Литмир - Электронная Библиотека
A
A

Как сейчас, он видит этот камень, схваченный пожелтевшим лишайником, в стене старого разрушенного монастыря. Словно эта тайна уже успела разрушить монастырь и теперь на очереди он, Coco. А камень тот как немой укор. Затерянное надгробие в пустыне снов.

Что-то заставило его вздрогнуть. Кажется, он уснул, и то, что еще минуту назад казалось сном, никак не хотело его отпускать. Так бы и остался навечно у этого древнего монастыря. Но кто-то все мешал и тормошил: "нельзя... спать нельзя... спать..." и все назойливее тряс его за плечо. Но ему все равно. Голова уже давно стала легкой и пустой. Она болталась на пожухлом стебле, как перезревший початок кукурузы и сморщенный от старости (и мудрости) до величины вульгарного ореха мозг (точь-в-точь, как у его наставника и учителя Владимира Ильича, - теперь он знал, что у каждого революционера именно такой сконцентрированный до размеров ореха мозг) уже начинал из хаоса ночи выстраивать какой-то ритм - до боли знакомую и печальную песню гор. Словно откуда-то, постукивая, один за другим скатывались камушки, которые на поверку оказывались все теми же орехами с прошлогодними мозгами революционеров-ленинцев.

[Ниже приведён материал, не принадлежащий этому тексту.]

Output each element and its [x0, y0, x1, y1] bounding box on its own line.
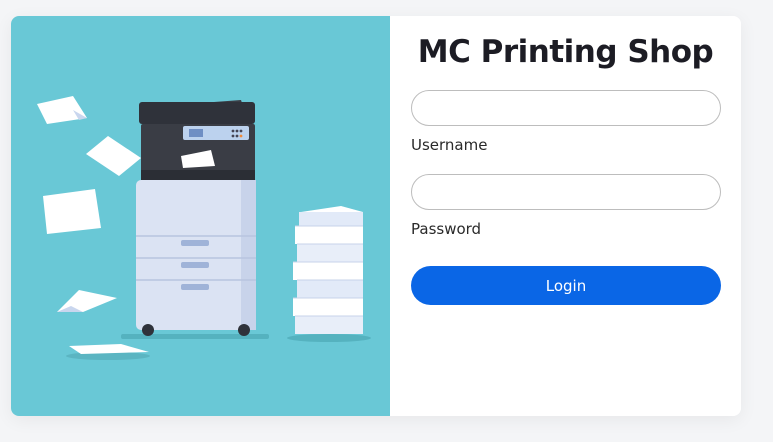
flying-paper-2: [86, 136, 141, 176]
flying-paper-3: [43, 189, 101, 234]
login-card: MC Printing Shop Username Password Login: [11, 16, 741, 416]
password-label: Password: [411, 220, 482, 238]
printer-illustration: [11, 16, 390, 416]
printer-illustration-icon: [37, 96, 371, 360]
username-input[interactable]: [411, 90, 721, 126]
login-form: MC Printing Shop Username Password Login: [390, 16, 741, 416]
login-button[interactable]: Login: [411, 266, 721, 305]
printer: [136, 100, 256, 336]
username-label: Username: [411, 136, 488, 154]
flying-paper-1: [37, 96, 87, 124]
flying-paper-4: [57, 290, 117, 312]
paper-stack: [287, 206, 371, 342]
password-input[interactable]: [411, 174, 721, 210]
flying-paper-5: [66, 344, 150, 360]
page-title: MC Printing Shop: [417, 34, 714, 70]
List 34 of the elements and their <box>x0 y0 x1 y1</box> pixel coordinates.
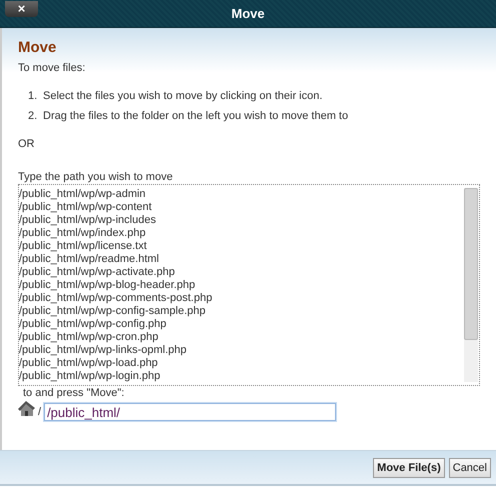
intro-text: To move files: <box>18 61 86 75</box>
path-prompt: Type the path you wish to move <box>18 170 174 184</box>
scrollbar-thumb[interactable] <box>464 188 478 340</box>
cancel-button[interactable]: Cancel <box>448 458 491 478</box>
window-title: Move <box>231 6 265 21</box>
scrollbar[interactable] <box>464 188 478 382</box>
file-path[interactable]: /public_html/wp/wp-comments-post.php <box>19 292 463 305</box>
step-number: 2. <box>28 109 38 123</box>
step-text: Select the files you wish to move by clicking on their icon. <box>43 90 322 102</box>
file-path[interactable]: /public_html/wp/readme.html <box>19 253 463 266</box>
file-list[interactable] <box>18 184 480 386</box>
file-path[interactable]: /public_html/wp/wp-includes <box>19 214 463 227</box>
dialog-heading: Move <box>18 39 58 56</box>
file-path[interactable]: /public_html/wp/wp-config-sample.php <box>19 305 463 318</box>
file-path[interactable]: /public_html/wp/wp-activate.php <box>19 266 463 279</box>
destination-field[interactable]: /public_html/ <box>44 403 336 421</box>
file-path[interactable]: /public_html/wp/wp-content <box>19 201 463 214</box>
step-number: 1. <box>28 89 38 103</box>
file-path[interactable]: /public_html/wp/wp-links-opml.php <box>19 344 463 357</box>
destination-prompt: to and press "Move": <box>22 386 126 400</box>
file-path[interactable]: /public_html/wp/wp-login.php <box>19 370 463 383</box>
path-prefix: / <box>38 406 42 418</box>
file-path[interactable]: /public_html/wp/index.php <box>19 227 463 240</box>
house-icon <box>18 401 36 417</box>
move-button[interactable]: Move File(s) <box>373 458 445 478</box>
file-path[interactable]: /public_html/wp/wp-cron.php <box>19 331 463 344</box>
step-text: Drag the files to the folder on the left you wish to move them to <box>43 110 348 122</box>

От этого кошмара, наверное, и проснулся, но, открыв глаза, будто опрокинулся в другой кошмар - ночной яви.

- Спать нельзя, - не переставал тормошить его перетянутый портупеями милиционер. - Куда едем?.. Папрашу билет.., - и, видя его сонный испуг, добавил со всей строгостью закона: - Ваши документы!

Только сейчас до него начал доходить весь ужас положения. Документов нет... Да и зачем ему документы, если всегда и везде главным документом был прежде всего он сам.

- Ваши документы! - повторил милиционер, и от этого его "ваши документы" между ними словно начала натягиваться невидимая струна.

- Пройдемте со мной! - сказал, выразительно поправляя на боку кобуру, и пошел между рядами, не оглядываясь, будто не сомневался, что он не посмеет не последовать за ним, таким решительным и непоколебимым. И он пошел... Не хотел, но пошел... Под перекрестными лучами потревоженных пассажиров вчерашнего дня.

15.

СЕДЬМОЙ

Без стука вошла горничная, принесла ужин. Хотела тут же уйти, но он знакомым жестом попросил ее остаться. Послушно присела на край стула. Ее прекрасные голубые глаза ничего не выражали, а если и смотрели, то куда-то сквозь него. Словно видели что-то свое, ей одной доступное и знакомое, где и продолжалась ее настоящая жизнь, а то, что происходило с ней сейчас... или произойдет - не имело и не могло иметь никакого значения.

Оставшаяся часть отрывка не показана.